Maybe it’s not hopeless, I thought. Maybe, even if it has never been the mythical, shining America we like to think of, maybe it still could be, someday, if we can all work together.
But then I remembered—that’s not the main goal to strive for, not for followers of Jesus. There never will be a perfect country, a truly “Christian” nation. But I don’t believe that’s really what the Lord has called His people to, anyway. He told us, “My Kingdom is not of this world.” And whenever Christians have tried to make it so—whether through the Holy Roman Empire, the Crusades, or our own America—the result has brought much damage and injustice.
But that doesn’t mean “it’s hopeless.” Because although His Kingdom is not of this world, it is here nevertheless. And as His people, we can be part of it—not in building a “perfect” human political structure, but in spreading His Kingdom throughout the whole world, in the day-to-day, human, grassroots, mustard seed-and-yeast-and-fishermen ways that Jesus loves to work. As wherever we, as His followers, seek to do justice, love mercy, and walk humbly with our God.
America isn’t the hope of the world. Christ is, and His Kingdom is. And not “we the people,” but “we His people,” whether in America, Nigeria, France, Korea, or anywhere else, can be part of what He is doing, to someday overcome all our darkness with His light.
This new article by Mark Charles, “The Fleeting Beauty of Fireworks,” gave me hope and encouragement for how to celebrate the Fourth of July while acknowledging both the light and the dark of American history. Check it out—I think you might be blessed too.

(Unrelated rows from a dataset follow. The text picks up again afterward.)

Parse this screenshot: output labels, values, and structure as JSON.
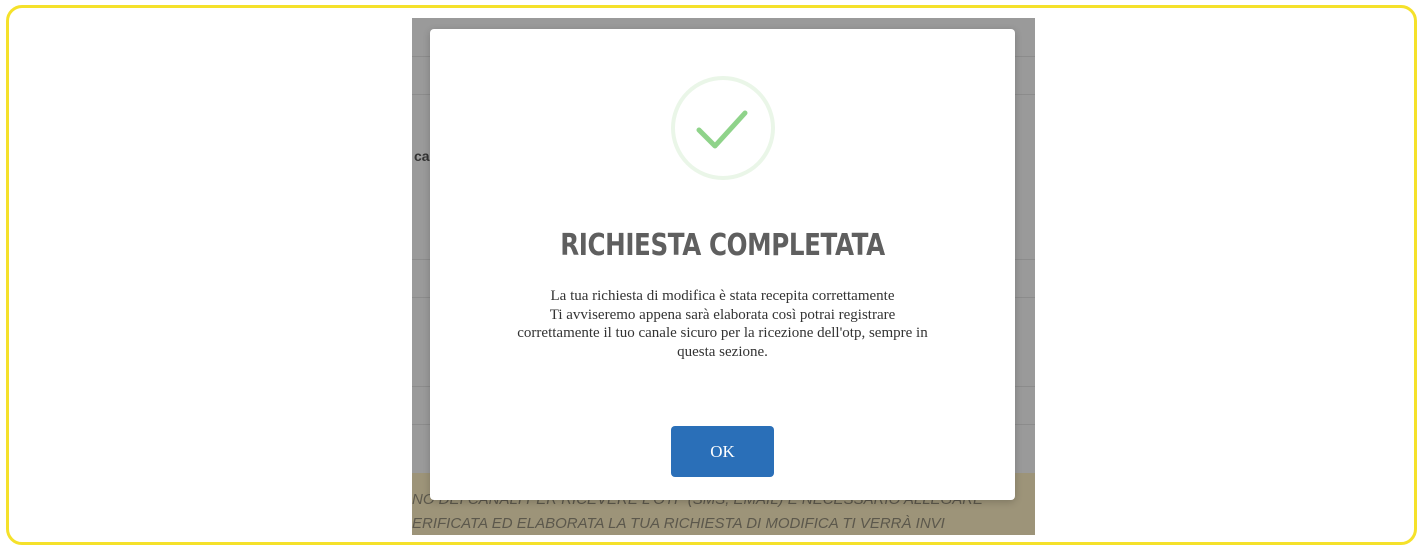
{
  "background": {
    "fragment_text": "caz",
    "notice_lines": [
      "NO DEI CANALI PER RICEVERE L'OTP (SMS, EMAIL) È NECESSARIO ALLEGARE",
      "ERIFICATA ED ELABORATA LA TUA RICHIESTA DI MODIFICA TI VERRÀ   INVI"
    ]
  },
  "modal": {
    "icon": "success-checkmark-icon",
    "title": "RICHIESTA COMPLETATA",
    "message_lines": [
      "La tua richiesta di modifica è stata recepita correttamente",
      "Ti avviseremo appena sarà elaborata così potrai registrare",
      "correttamente il tuo canale sicuro per la ricezione dell'otp, sempre in",
      "questa sezione."
    ],
    "ok_label": "OK"
  },
  "colors": {
    "frame_border": "#f5e12a",
    "backdrop": "#9a9a9a",
    "button": "#2a6fb8",
    "check": "#8fd38a",
    "title": "#5f5f5f"
  }
}
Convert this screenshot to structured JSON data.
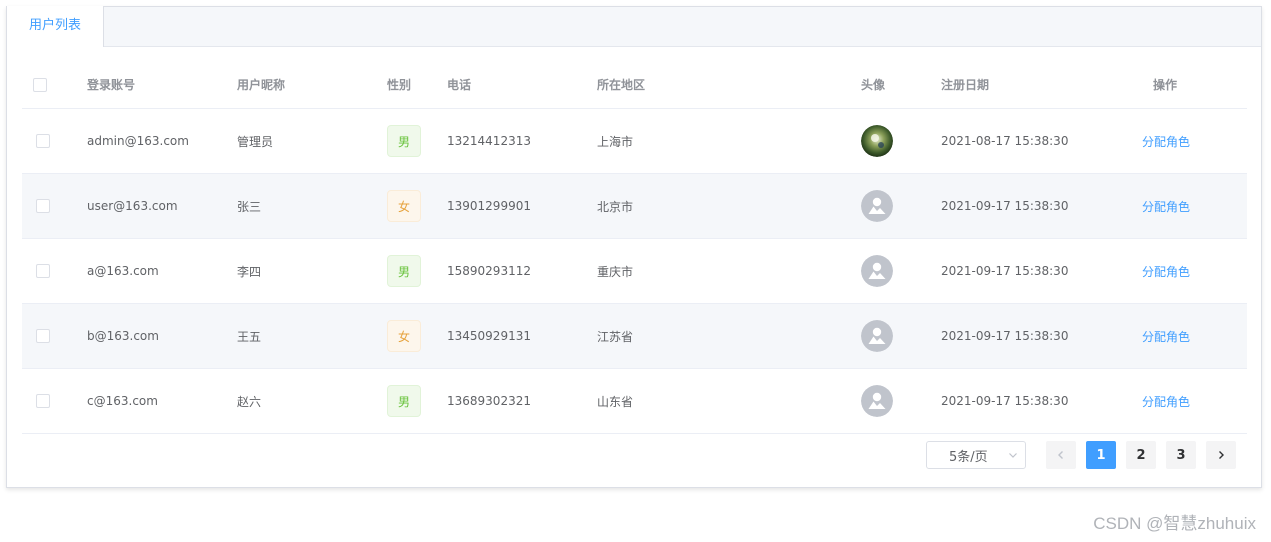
{
  "tabs": [
    {
      "label": "用户列表"
    }
  ],
  "table": {
    "headers": {
      "account": "登录账号",
      "nickname": "用户昵称",
      "gender": "性别",
      "phone": "电话",
      "region": "所在地区",
      "avatar": "头像",
      "date": "注册日期",
      "action": "操作"
    },
    "rows": [
      {
        "account": "admin@163.com",
        "nickname": "管理员",
        "gender": "男",
        "phone": "13214412313",
        "region": "上海市",
        "avatar": "photo-avatar",
        "date": "2021-08-17 15:38:30",
        "action": "分配角色"
      },
      {
        "account": "user@163.com",
        "nickname": "张三",
        "gender": "女",
        "phone": "13901299901",
        "region": "北京市",
        "avatar": "default-avatar-icon",
        "date": "2021-09-17 15:38:30",
        "action": "分配角色"
      },
      {
        "account": "a@163.com",
        "nickname": "李四",
        "gender": "男",
        "phone": "15890293112",
        "region": "重庆市",
        "avatar": "default-avatar-icon",
        "date": "2021-09-17 15:38:30",
        "action": "分配角色"
      },
      {
        "account": "b@163.com",
        "nickname": "王五",
        "gender": "女",
        "phone": "13450929131",
        "region": "江苏省",
        "avatar": "default-avatar-icon",
        "date": "2021-09-17 15:38:30",
        "action": "分配角色"
      },
      {
        "account": "c@163.com",
        "nickname": "赵六",
        "gender": "男",
        "phone": "13689302321",
        "region": "山东省",
        "avatar": "default-avatar-icon",
        "date": "2021-09-17 15:38:30",
        "action": "分配角色"
      }
    ]
  },
  "pagination": {
    "page_size_label": "5条/页",
    "pages": [
      "1",
      "2",
      "3"
    ],
    "current": "1",
    "prev_icon": "chevron-left-icon",
    "next_icon": "chevron-right-icon"
  },
  "watermark": "CSDN @智慧zhuhuix",
  "colors": {
    "accent": "#409eff",
    "male_tag": "#67c23a",
    "female_tag": "#e6a23c",
    "row_stripe": "#f5f7fa"
  }
}
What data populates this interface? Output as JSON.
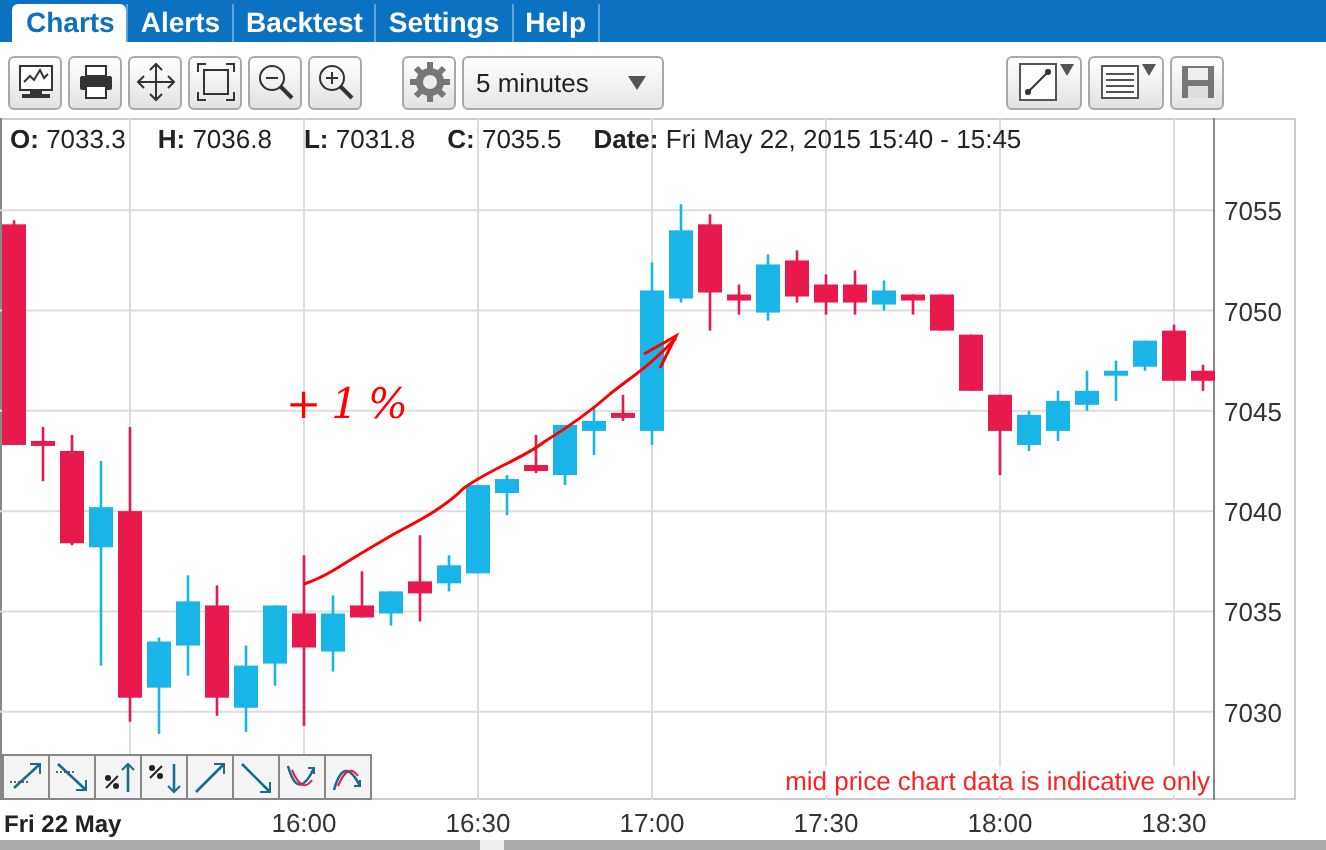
{
  "nav": {
    "tabs": [
      {
        "label": "Charts",
        "selected": true
      },
      {
        "label": "Alerts",
        "selected": false
      },
      {
        "label": "Backtest",
        "selected": false
      },
      {
        "label": "Settings",
        "selected": false
      },
      {
        "label": "Help",
        "selected": false
      }
    ]
  },
  "toolbar": {
    "interval": {
      "value": "5 minutes"
    }
  },
  "quote": {
    "items": [
      {
        "label": "O:",
        "value": "7033.3"
      },
      {
        "label": "H:",
        "value": "7036.8"
      },
      {
        "label": "L:",
        "value": "7031.8"
      },
      {
        "label": "C:",
        "value": "7035.5"
      },
      {
        "label": "Date:",
        "value": "Fri May 22, 2015 15:40 - 15:45"
      }
    ]
  },
  "chart": {
    "date_label": "Fri 22 May",
    "notice": "mid price chart data is indicative only",
    "chart_data": {
      "type": "candlestick",
      "categories": [
        null,
        null,
        null,
        null,
        null,
        null,
        null,
        null,
        null,
        null,
        "16:00",
        null,
        null,
        null,
        null,
        null,
        "16:30",
        null,
        null,
        null,
        null,
        null,
        "17:00",
        null,
        null,
        null,
        null,
        null,
        "17:30",
        null,
        null,
        null,
        null,
        null,
        "18:00",
        null,
        null,
        null,
        null,
        null,
        "18:30",
        null
      ],
      "ohlc": [
        [
          7054.3,
          7054.5,
          7043.3,
          7043.3
        ],
        [
          7043.5,
          7044.2,
          7041.5,
          7043.3
        ],
        [
          7043.0,
          7043.8,
          7038.3,
          7038.4
        ],
        [
          7038.2,
          7042.5,
          7032.3,
          7040.2
        ],
        [
          7040.0,
          7044.2,
          7029.5,
          7030.7
        ],
        [
          7031.2,
          7033.7,
          7028.9,
          7033.5
        ],
        [
          7033.3,
          7036.8,
          7031.8,
          7035.5
        ],
        [
          7035.3,
          7036.3,
          7029.8,
          7030.7
        ],
        [
          7030.2,
          7033.3,
          7029.0,
          7032.3
        ],
        [
          7032.4,
          7035.3,
          7031.3,
          7035.3
        ],
        [
          7034.9,
          7037.8,
          7029.3,
          7033.2
        ],
        [
          7033.0,
          7035.8,
          7032.0,
          7034.9
        ],
        [
          7035.3,
          7037.0,
          7034.7,
          7034.7
        ],
        [
          7034.9,
          7036.0,
          7034.3,
          7036.0
        ],
        [
          7036.5,
          7038.8,
          7034.5,
          7035.9
        ],
        [
          7036.4,
          7037.8,
          7036.0,
          7037.3
        ],
        [
          7036.9,
          7041.3,
          7036.9,
          7041.3
        ],
        [
          7040.9,
          7041.8,
          7039.8,
          7041.6
        ],
        [
          7042.3,
          7043.8,
          7041.9,
          7042.0
        ],
        [
          7041.8,
          7044.3,
          7041.3,
          7044.3
        ],
        [
          7044.0,
          7045.2,
          7042.8,
          7044.5
        ],
        [
          7044.9,
          7045.8,
          7044.5,
          7044.8
        ],
        [
          7044.0,
          7052.4,
          7043.3,
          7051.0
        ],
        [
          7050.6,
          7055.3,
          7050.4,
          7054.0
        ],
        [
          7054.3,
          7054.8,
          7049.0,
          7050.9
        ],
        [
          7050.8,
          7051.3,
          7049.8,
          7050.5
        ],
        [
          7049.9,
          7052.8,
          7049.5,
          7052.3
        ],
        [
          7052.5,
          7053.0,
          7050.4,
          7050.7
        ],
        [
          7051.3,
          7051.8,
          7049.8,
          7050.4
        ],
        [
          7051.3,
          7052.0,
          7049.8,
          7050.4
        ],
        [
          7050.3,
          7051.5,
          7050.0,
          7051.0
        ],
        [
          7050.8,
          7050.8,
          7049.8,
          7050.5
        ],
        [
          7050.8,
          7050.8,
          7049.0,
          7049.0
        ],
        [
          7048.8,
          7048.8,
          7046.0,
          7046.0
        ],
        [
          7045.8,
          7045.8,
          7041.8,
          7044.0
        ],
        [
          7043.3,
          7045.0,
          7043.0,
          7044.8
        ],
        [
          7044.0,
          7046.0,
          7043.5,
          7045.5
        ],
        [
          7045.3,
          7047.0,
          7045.0,
          7046.0
        ],
        [
          7046.8,
          7047.5,
          7045.5,
          7047.0
        ],
        [
          7047.2,
          7048.5,
          7047.0,
          7048.5
        ],
        [
          7049.0,
          7049.3,
          7046.5,
          7046.5
        ],
        [
          7047.0,
          7047.3,
          7046.0,
          7046.5
        ]
      ],
      "grid": true,
      "ylim": [
        7025.7,
        7059.6
      ],
      "yticks": [
        7030,
        7035,
        7040,
        7045,
        7050,
        7055
      ],
      "annotations": [
        {
          "text": "+1%"
        }
      ]
    }
  }
}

So what do you think? Do you struggle with celebrating the Fourth of July, in light of the turmoil in our past (or present)? Or is it something you’ve even thought about before? I’d love to hear your thoughts!
Kiersti:
I wrote this poem last year. I know there is much more to positive stories – with our favorite Canadian stories as well.
Inspiration Porn
I can be a sucker for feel-good stories,
amazing coincidences,
miracles that happen
when everything falls
in place in unexpected ways.
Inspiration Porn,
a recent expression given voice,
to spreading distaste
on stories of disability, heroism, hardships
in people whose difficulties are successful
in being managed or overcome.
When thinking of porn,
it takes sexuality
out of context of relationship.
It also is not genuine
if inspiring stories is all we hear and read,
taken out of context of the whole
wide variety of experiences,
.
Ann of Green Gables, a story of child labour legitimized, separating 100,000 british poor children from their parents, siblings and country (who were not orphans, just poor) as only 2% were orphans. This home child immigrant movement may have set the precedent for the residential schools for native chidren – estranging poor children from their parents. What well-known story books tell the rest of these experiences of childhood neglect, years paying boat fare, poor treatment, sex and physical abuse, overwork? (I have since seen a movie from Denmark with similarities to Residential schools for orphans/juvenile delinquents – the 1960’s was more authoritarian than I thought.
* this applies to war stories, refugee stories, stories of those who are disabled or injured, victims of crime or lives are affected by a disease. If we tell only the success stories of those in troubling circumstances, we don’t have to worry about or pay attention to those who have not fared as well.
Such interesting points, Wilma Christine–thank you for sharing!